A sudden burst of coughing from the corner of the room interrupts us. I push past Yasmin, dropping to my knees at my brother’s side as he shudders back into consciousness. “Easy, easy,” I whisper, pulling the bottom of my headscarf up over my nose. Love and revulsion wage war inside me, but in the end I know I can’t touch him.
Amar blinks slowly. His eyes are slightly gummed at the edges. Furious purple tracks run down his face, the undeniable marks of the disease etched into his skin. “Hurts,” he keens.
Yasmin’s hand lands on my shoulder. “The shuttle leaves soon. I’ll go get Malikah up to say good--bye.”
I nod, trying to keep my breathing shallow as my heart balloons inside my chest. With no sleep and no food in my stomach, I’m struggling to grasp the reality of this moment. This is happening, I tell myself. I’ve made my choice. I can’t back down.
Yasmin slips out the door, leaving it open so the light floods in. Amar’s eyes roll as he takes in the room—-sparse décor, threadbare red drapery, the ceiling cracked in unfamiliar places. “Where are we?” he whimpers.
I clamp my free hand under my arm to keep from reaching out and brushing away the hair plastered to his sweaty forehead. “We went to Yasmin’s,” I tell him softly. “She’s going to look after you now. She’ll make sure you get better.”
His face screws up with alarm. “You’re leaving?”
I make soft shushing noises into the fabric of my headscarf. “I have to go. I . . .” I hesitate, stuck on how I can explain the economics of my choice to a six--year--old without sounding like I’m blaming him for what’s about to happen. He’s too sick for me to leave him alone anymore, but my janitor’s salary isn’t enough to pay for his care. “I’m taking care of the money, so you don’t have to worry and Malikah doesn’t have to work.”
I don’t specify how I’m taking care of things. In his feverish state, it’ll only be fuel for nightmares that his weakened body might not be able to handle. It’s best for him to rest now, which means it’s best I get out of here fast. I bow my head, breathing out a soft prayer as Amar’s eyelids droop.
“I’ll come back as soon as I can,” I promise him. “I’ll just . . . I’ll just be a little taller.”
They take Pascao into the surgery before me, and fifteen minutes later, they’re wheeling out his broken, twisted body.
He’s the fourth person to die today, but the first I remembered to pray for. Guilt hums through me, and I duck my head as the gurney trundles past and veers down the hall to the incinerator. Pascao gave up his seat for me when I arrived in the overcrowded waiting room. He helped me read the orientation docs, filling in the places where my vocabulary failed and puzzling with me over what things like purity of integration and biostasis meant. He smiled a lot, and he was volunteering for similar reasons—-a family in need, a sense of duty. I tell myself that’s why I prayed for him.

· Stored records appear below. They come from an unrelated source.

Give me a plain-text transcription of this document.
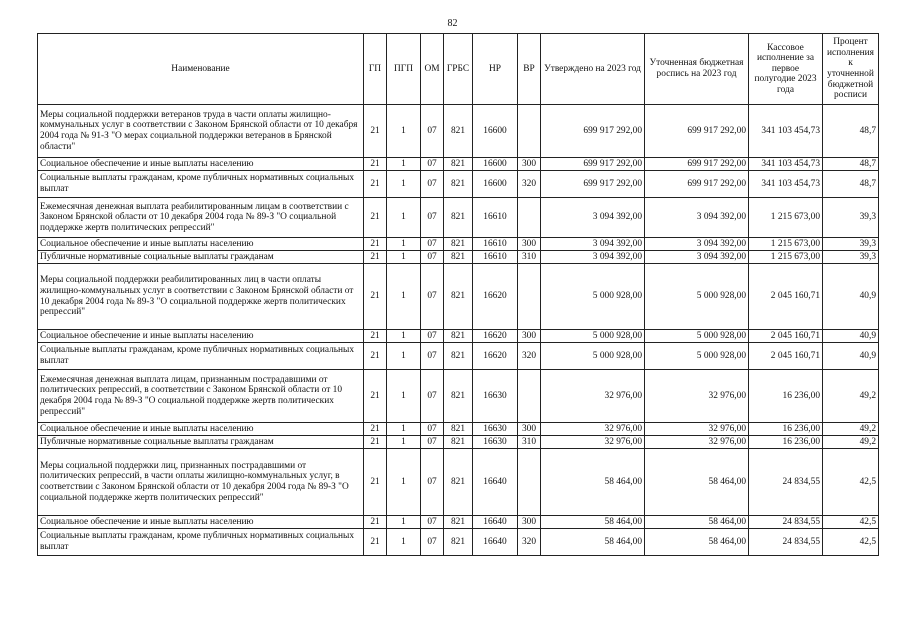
82
Наименование	ГП	ПГП	ОМ	ГРБС	НР	ВР	Утверждено на 2023 год	Уточненная бюджетная роспись на 2023 год	Кассовое исполнение за первое полугодие 2023 года	Процент исполнения к уточненной бюджетной росписи
Меры социальной поддержки ветеранов труда в части оплаты жилищно-коммунальных услуг в соответствии с Законом Брянской области от 10 декабря 2004 года № 91-З "О мерах социальной поддержки ветеранов в Брянской области"	21	1	07	821	16600		699 917 292,00	699 917 292,00	341 103 454,73	48,7
Социальное обеспечение и иные выплаты населению	21	1	07	821	16600	300	699 917 292,00	699 917 292,00	341 103 454,73	48,7
Социальные выплаты гражданам, кроме публичных нормативных социальных выплат	21	1	07	821	16600	320	699 917 292,00	699 917 292,00	341 103 454,73	48,7
Ежемесячная денежная выплата реабилитированным лицам в соответствии с Законом Брянской области от 10 декабря 2004 года № 89-З "О социальной поддержке жертв политических репрессий"	21	1	07	821	16610		3 094 392,00	3 094 392,00	1 215 673,00	39,3
Социальное обеспечение и иные выплаты населению	21	1	07	821	16610	300	3 094 392,00	3 094 392,00	1 215 673,00	39,3
Публичные нормативные социальные выплаты гражданам	21	1	07	821	16610	310	3 094 392,00	3 094 392,00	1 215 673,00	39,3
Меры социальной поддержки реабилитированных лиц в части оплаты жилищно-коммунальных услуг в соответствии с Законом Брянской области от 10 декабря 2004 года № 89-З "О социальной поддержке жертв политических репрессий"	21	1	07	821	16620		5 000 928,00	5 000 928,00	2 045 160,71	40,9
Социальное обеспечение и иные выплаты населению	21	1	07	821	16620	300	5 000 928,00	5 000 928,00	2 045 160,71	40,9
Социальные выплаты гражданам, кроме публичных нормативных социальных выплат	21	1	07	821	16620	320	5 000 928,00	5 000 928,00	2 045 160,71	40,9
Ежемесячная денежная выплата лицам, признанным пострадавшими от политических репрессий, в соответствии с Законом Брянской области от 10 декабря 2004 года № 89-З "О социальной поддержке жертв политических репрессий"	21	1	07	821	16630		32 976,00	32 976,00	16 236,00	49,2
Социальное обеспечение и иные выплаты населению	21	1	07	821	16630	300	32 976,00	32 976,00	16 236,00	49,2
Публичные нормативные социальные выплаты гражданам	21	1	07	821	16630	310	32 976,00	32 976,00	16 236,00	49,2
Меры социальной поддержки лиц, признанных пострадавшими от политических репрессий, в части оплаты жилищно-коммунальных услуг, в соответствии с Законом Брянской области от 10 декабря 2004 года № 89-З "О социальной поддержке жертв политических репрессий"	21	1	07	821	16640		58 464,00	58 464,00	24 834,55	42,5
Социальное обеспечение и иные выплаты населению	21	1	07	821	16640	300	58 464,00	58 464,00	24 834,55	42,5
Социальные выплаты гражданам, кроме публичных нормативных социальных выплат	21	1	07	821	16640	320	58 464,00	58 464,00	24 834,55	42,5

I’m lying, though. If those were my reasons, I’d be muttering strains for everyone in this line. With unrest growing in the Fleet and a slew of Fractionist rebels arrested just last week, the General Body has launched a recruitment drive. The waiting room is crowded with desperate people answering the call, and every single person here runs the same risk as Pascao.
But I prayed for the old man because I needed the distraction. It isn’t even fair of me to call him “old man.” He certainly isn’t anywhere near the ideal recruitment age, but he’s only in his late forties. Was only in his late forties when they tried to strap an exo-rig on him and it snapped him in half. I prayed for him because I’m next in line.
But prayer can’t do anything for the Godless grip of Scela machinery.